The piece that Whitney is critiquing is the most accessible of the five because it can be seen from off campus, in a glade along Oxford Street, a block from Downtown Berkeley BART.

Directly west is the second one, in a meadow at the north fork of Strawberry Creek. The largest loop frames the spire of Sather Tower, commonly called the Campanile.

"The curve of it is really graceful," says Kathy Phan, a nonstudent from San Mateo who stopped here on the way to her birthday dinner at Chez Panisse.

Another sculpture is situated next to a sprawling live oak in front of Morrison Hall, the music building, behind Hearst Gymnasium.

"What do I think of the artwork? I'm an econ major," says Mimmi Lundquist, a freshman from Helsingborg, Sweden, who is coming down the footpath on the way to a section meeting.
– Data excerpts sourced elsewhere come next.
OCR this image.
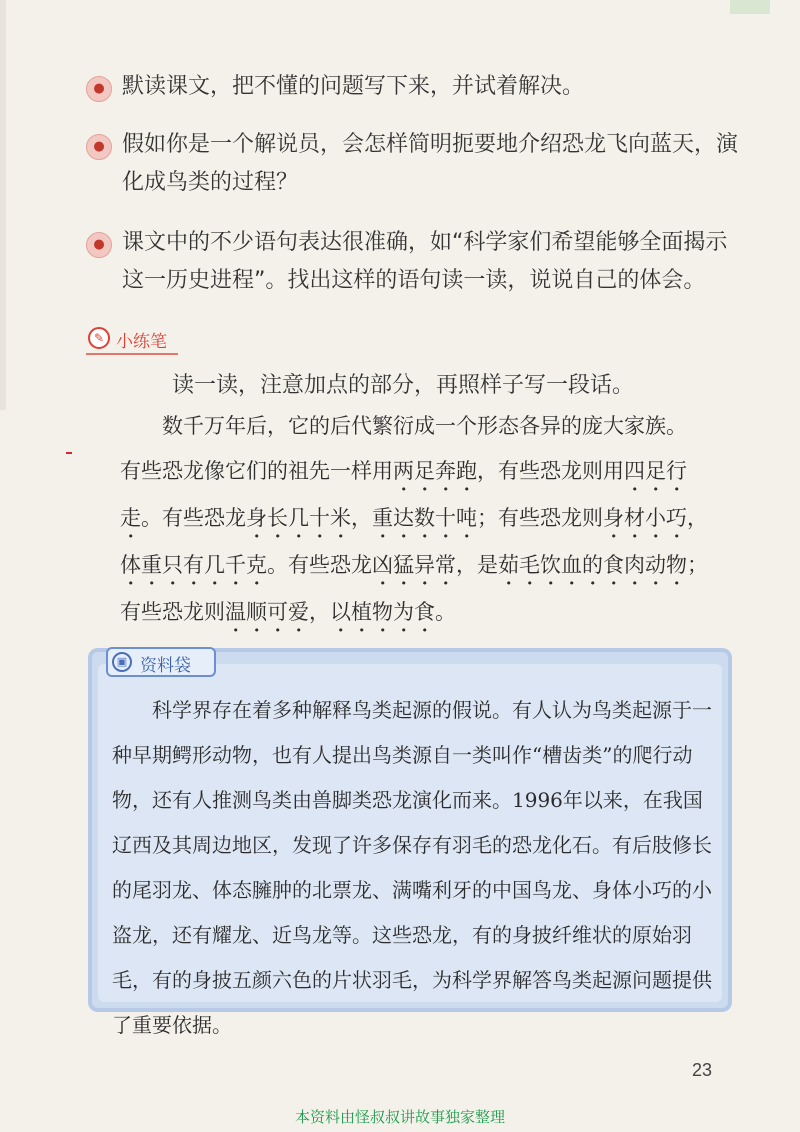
● 默读课文，把不懂的问题写下来，并试着解决。
● 假如你是一个解说员，会怎样简明扼要地介绍恐龙飞向蓝天，演化成鸟类的过程？
● 课文中的不少语句表达很准确，如“科学家们希望能够全面揭示这一历史进程”。找出这样的语句读一读，说说自己的体会。
✎ 小练笔
读一读，注意加点的部分，再照样子写一段话。
数千万年后，它的后代繁衍成一个形态各异的庞大家族。
有些恐龙像它们的祖先一样用两足奔跑，有些恐龙则用四足行走。有些恐龙身长几十米，重达数十吨；有些恐龙则身材小巧，体重只有几千克。有些恐龙凶猛异常，是茹毛饮血的食肉动物；有些恐龙则温顺可爱，以植物为食。
▣ 资料袋
科学界存在着多种解释鸟类起源的假说。有人认为鸟类起源于一种早期鳄形动物，也有人提出鸟类源自一类叫作“槽齿类”的爬行动物，还有人推测鸟类由兽脚类恐龙演化而来。1996年以来，在我国辽西及其周边地区，发现了许多保存有羽毛的恐龙化石。有后肢修长的尾羽龙、体态臃肿的北票龙、满嘴利牙的中国鸟龙、身体小巧的小盗龙，还有耀龙、近鸟龙等。这些恐龙，有的身披纤维状的原始羽毛，有的身披五颜六色的片状羽毛，为科学界解答鸟类起源问题提供了重要依据。
23
本资料由怪叔叔讲故事独家整理
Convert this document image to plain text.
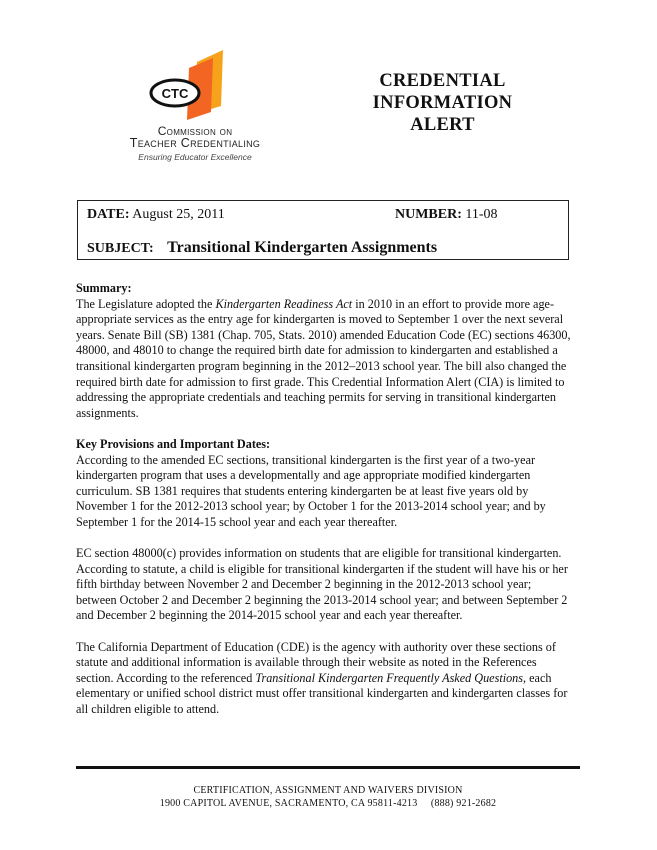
CTC
Commission on
Teacher Credentialing
Ensuring Educator Excellence
CREDENTIAL
INFORMATION
ALERT
DATE: August 25, 2011	NUMBER: 11-08
SUBJECT: Transitional Kindergarten Assignments
Summary:

The Legislature adopted the Kindergarten Readiness Act in 2010 in an effort to provide more age-appropriate services as the entry age for kindergarten is moved to September 1 over the next several years. Senate Bill (SB) 1381 (Chap. 705, Stats. 2010) amended Education Code (EC) sections 46300, 48000, and 48010 to change the required birth date for admission to kindergarten and established a transitional kindergarten program beginning in the 2012–2013 school year. The bill also changed the required birth date for admission to first grade. This Credential Information Alert (CIA) is limited to addressing the appropriate credentials and teaching permits for serving in transitional kindergarten assignments.

Key Provisions and Important Dates:

According to the amended EC sections, transitional kindergarten is the first year of a two-year kindergarten program that uses a developmentally and age appropriate modified kindergarten curriculum. SB 1381 requires that students entering kindergarten be at least five years old by November 1 for the 2012-2013 school year; by October 1 for the 2013-2014 school year; and by September 1 for the 2014-15 school year and each year thereafter.

EC section 48000(c) provides information on students that are eligible for transitional kindergarten. According to statute, a child is eligible for transitional kindergarten if the student will have his or her fifth birthday between November 2 and December 2 beginning in the 2012-2013 school year; between October 2 and December 2 beginning the 2013-2014 school year; and between September 2 and December 2 beginning the 2014-2015 school year and each year thereafter.

The California Department of Education (CDE) is the agency with authority over these sections of statute and additional information is available through their website as noted in the References section. According to the referenced Transitional Kindergarten Frequently Asked Questions, each elementary or unified school district must offer transitional kindergarten and kindergarten classes for all children eligible to attend.

CERTIFICATION, ASSIGNMENT AND WAIVERS DIVISION
1900 CAPITOL AVENUE, SACRAMENTO, CA 95811-4213     (888) 921-2682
"There is a cool contrast between the nature and this silver steel," she says. "It's tangled up like a rubber band. It's organized chaos."

Due north, past the "Pappy" Waldorf bronze, past Faculty Glade and on the far side of the Campanile sits the most complicated of the five installations, in a pool of water at Hearst Mining Circle.

This is the favorite of chemical engineering Professor Susan Muller, who has made it her business to see all five sculptures.

"They are all fantastic, but I especially like this one," she says. "It hovers above the water, so it looks like it is floating on top."

Muller walked past this pool for 20 years before it had art in it. Sofranek has never seen the Mining Circle without it.

After giving "Rondo" careful consideration, Sofranek says: "I think it is interesting, but I don't know the meaning of it - if there is any."

The fifth and final piece in the series is also the toughest to find. We'll leave it a mystery, but here is a hint: It is in the breezeway of a building that was put up the year Beasley graduated. Some call it the ugliest building on campus.

"I've heard that," Beasley says. "People say the sculpture has enlivened the space, and they spend time in the courtyard when they didn't before."